Extrait de l'article "Le livret invisible de 1914" de Caroline Masini et Maria-Clara Ferrer, écrit à partir de l'entretien réalisé avec la dramaturge tchèque Marta Ljubkova, librettiste de la pièce 1914 de Robert Wilson, entretien réalisé lors du Festival Reims Scène d'Europe dans le cadre du colloque "Les Nouveaux matériaux du théâtre" organisé par le Groupe de Recherche sur le drame moderne et contemporaine de l'Université Paris 3.
- " (...), Il
s'agirait d'abord de partir du constat que l'écriture de la
représentation et ses modes de notation se modifient et avec elles
le rôle du dramaturge et le projet livresque qui l'accompagne. D'un
côté l'auteur de théâtre apparaît sous une nouvelle figure,
multiple : celle du narrateur, de l'historien, du scripteur, du
librettiste: celui qui agence entre eux des documents issus de
sources diverses dont il compile/compose un agencement et dont la
destination scénique semble appréhendée dès l'écriture sur la
page.

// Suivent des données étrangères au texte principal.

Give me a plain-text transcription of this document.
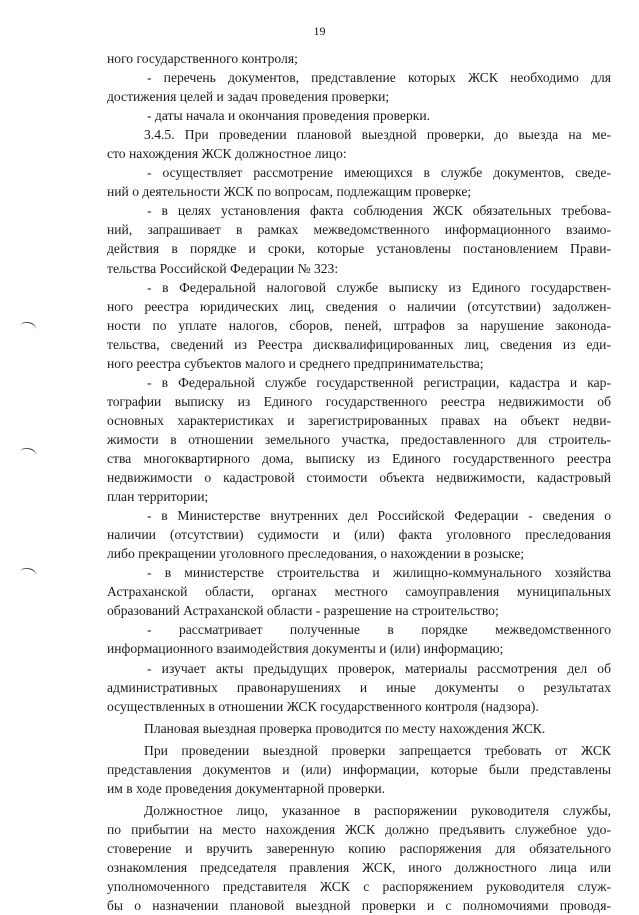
19
ного государственного контроля;
- перечень документов, представление которых ЖСК необходимо для
достижения целей и задач проведения проверки;
- даты начала и окончания проведения проверки.
3.4.5. При проведении плановой выездной проверки, до выезда на ме-
сто нахождения ЖСК должностное лицо:
- осуществляет рассмотрение имеющихся в службе документов, сведе-
ний о деятельности ЖСК по вопросам, подлежащим проверке;
- в целях установления факта соблюдения ЖСК обязательных требова-
ний, запрашивает в рамках межведомственного информационного взаимо-
действия в порядке и сроки, которые установлены постановлением Прави-
тельства Российской Федерации № 323:
- в Федеральной налоговой службе выписку из Единого государствен-
ного реестра юридических лиц, сведения о наличии (отсутствии) задолжен-
ности по уплате налогов, сборов, пеней, штрафов за нарушение законода-
тельства, сведений из Реестра дисквалифицированных лиц, сведения из еди-
ного реестра субъектов малого и среднего предпринимательства;
- в Федеральной службе государственной регистрации, кадастра и кар-
тографии выписку из Единого государственного реестра недвижимости об
основных характеристиках и зарегистрированных правах на объект недви-
жимости в отношении земельного участка, предоставленного для строитель-
ства многоквартирного дома, выписку из Единого государственного реестра
недвижимости о кадастровой стоимости объекта недвижимости, кадастровый
план территории;
- в Министерстве внутренних дел Российской Федерации - сведения о
наличии (отсутствии) судимости и (или) факта уголовного преследования
либо прекращении уголовного преследования, о нахождении в розыске;
- в министерстве строительства и жилищно-коммунального хозяйства
Астраханской области, органах местного самоуправления муниципальных
образований Астраханской области - разрешение на строительство;
- рассматривает полученные в порядке межведомственного
информационного взаимодействия документы и (или) информацию;
- изучает акты предыдущих проверок, материалы рассмотрения дел об
административных правонарушениях и иные документы о результатах
осуществленных в отношении ЖСК государственного контроля (надзора).
Плановая выездная проверка проводится по месту нахождения ЖСК.
При проведении выездной проверки запрещается требовать от ЖСК
представления документов и (или) информации, которые были представлены
им в ходе проведения документарной проверки.
Должностное лицо, указанное в распоряжении руководителя службы,
по прибытии на место нахождения ЖСК должно предъявить служебное удо-
стоверение и вручить заверенную копию распоряжения для обязательного
ознакомления председателя правления ЖСК, иного должностного лица или
уполномоченного представителя ЖСК с распоряжением руководителя служ-
бы о назначении плановой выездной проверки и с полномочиями проводя-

De l'autre, le texte de théâtre, qui ici, semble échapper à
toute capture, tant il apparaît difficile de lui reconnaître ses
possibilités d'autonomie, de transmission et de reproductibilité.
Partir
d'un constat de disparition reviendrait à conclure et peut-être un
peu vite à l'extinction du texte de théâtre et de son auteur au
profit d'une écriture du montage où la mixité des éléments qui
la compose viendrait recouvrir bien plus que la primauté du texte de
théâtre mais son existence même. Si ce n'est pour éviter un
processus de deuil, il faudrait peut-être avancer l'hypothèse d'un
nouveau texte de théâtre, tant dans son processus d'écriture que
dans sa forme livresque et ouvrir l'oeuvre dramatique à l'analyse
des conditions littéraires, scéniques et éditoriales à son
émergence, sa production et sa conservation".